Consider the chart below. It plots the price performance of commodities like corn, coffee, wheat, and soybeans over the past year.

Notice something?

Corn prices, for example, have surged 109% over a year. Remember, corn is used in a lot of foods we eat. Will we be paying more money for food items? Coffee prices have surged by more than 30%. Will your morning coffee prices jump?

Chart courtesy of StockCharts.com

Here’s the thing: in the short term, we may not see these commodity-price increases show up in the food and beverage prices we pay. Businesses are somewhat hedged in the near term. However, one really has to wonder if the prices of basic products will remain high in the long term.

Mind you, the corn and coffee price increases mentioned above are just a few of many examples of prices of basic items jumping.

Take a look at the lumber market as well. It’s another place where things may be getting out of hand. Lumber prices currently stand at record-high levels, and it’s impacting everyone in the supply chain: retailers, wholesalers, homebuilders, and so on. It’s even impacting home prices.

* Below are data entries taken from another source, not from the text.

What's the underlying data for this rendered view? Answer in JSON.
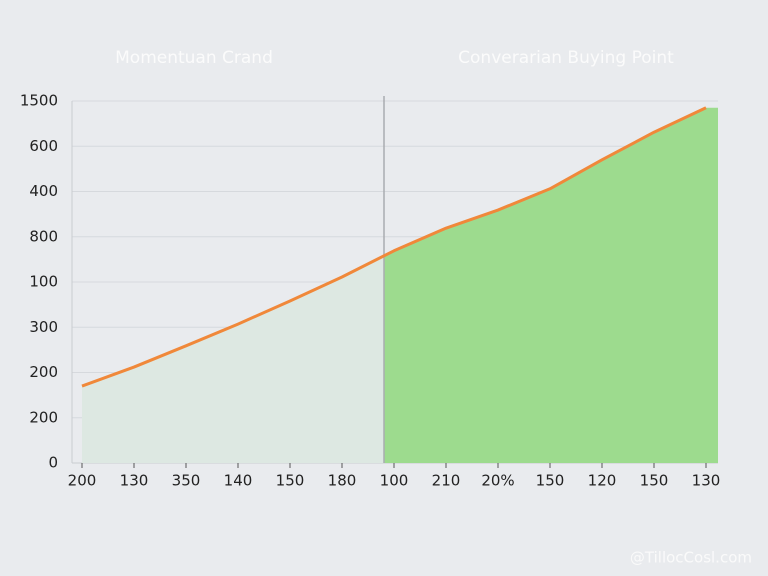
{
  "chart_data": {
    "type": "line",
    "annotations": [
      "Momentuan Crand",
      "Converarian Buying Point"
    ],
    "watermark": "@TillocCosl.com",
    "categories": [
      "200",
      "130",
      "350",
      "140",
      "150",
      "180",
      "100",
      "210",
      "20%",
      "150",
      "120",
      "150",
      "130"
    ],
    "series": [
      {
        "color": "#f0883a",
        "values": [
          1.7,
          2.12,
          2.59,
          3.07,
          3.58,
          4.11,
          4.69,
          5.19,
          5.59,
          6.06,
          6.7,
          7.31,
          7.85
        ]
      }
    ],
    "ylim": [
      0,
      8
    ],
    "yticks": [
      {
        "value": 8,
        "label": "1500"
      },
      {
        "value": 7,
        "label": "600"
      },
      {
        "value": 6,
        "label": "400"
      },
      {
        "value": 5,
        "label": "800"
      },
      {
        "value": 4,
        "label": "100"
      },
      {
        "value": 3,
        "label": "300"
      },
      {
        "value": 2,
        "label": "200"
      },
      {
        "value": 1,
        "label": "200"
      },
      {
        "value": 0,
        "label": "0"
      }
    ],
    "grid": true
  }
}
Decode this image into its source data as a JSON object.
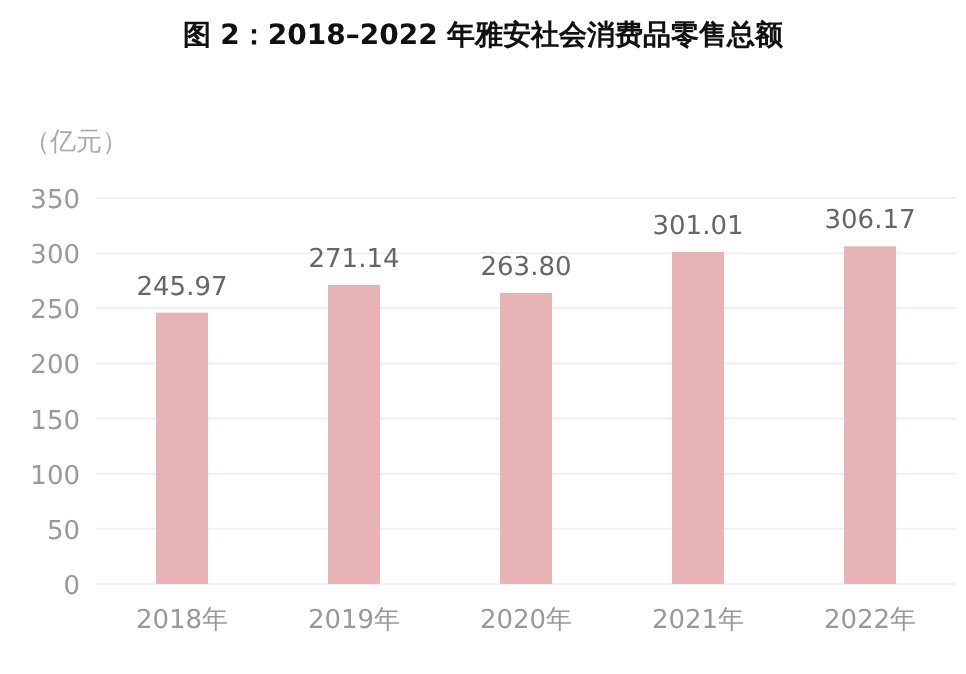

How Long Will Transitionary Inflation Last?

Dear reader, I really buy the argument that the Federal Reserve is putting forward that the inflation we see now is transitionary and won’t be there for the long term.

Here’s my question, though: How long will this “transitionary” period be, and what kind of inflation figures will we get during this time?

At the end of the day, inflation hurts consumers. If people go out to do their groceries and find themselves paying higher prices for things they need, what will they do?

If this transitionary period of higher-than-normal inflation is for a few quarters, that could have a big economic impact. Consumers are already struggling; their wages are nowhere close to keeping pace with inflation. So, if consumers get squeezed in the next few quarters, wouldn’t that be bad news for the U.S. economy?

I continue to watch this situation unfold.

There are tons of arguments, but the economic data will tell us the reality eventually. At the moment, even the official figures suggest that inflation is running hot. Basic commodity prices soaring suggests that inflation could be higher in the coming months and quarters. Could something break in the midst of all this? Time will tell.

I’ll end with some food for thought: if, in the near term, we get official inflation figures that are red hot, something around five percent, will the Federal Reserve be forced to do something? Will it suddenly hike interest rates to curb inflation?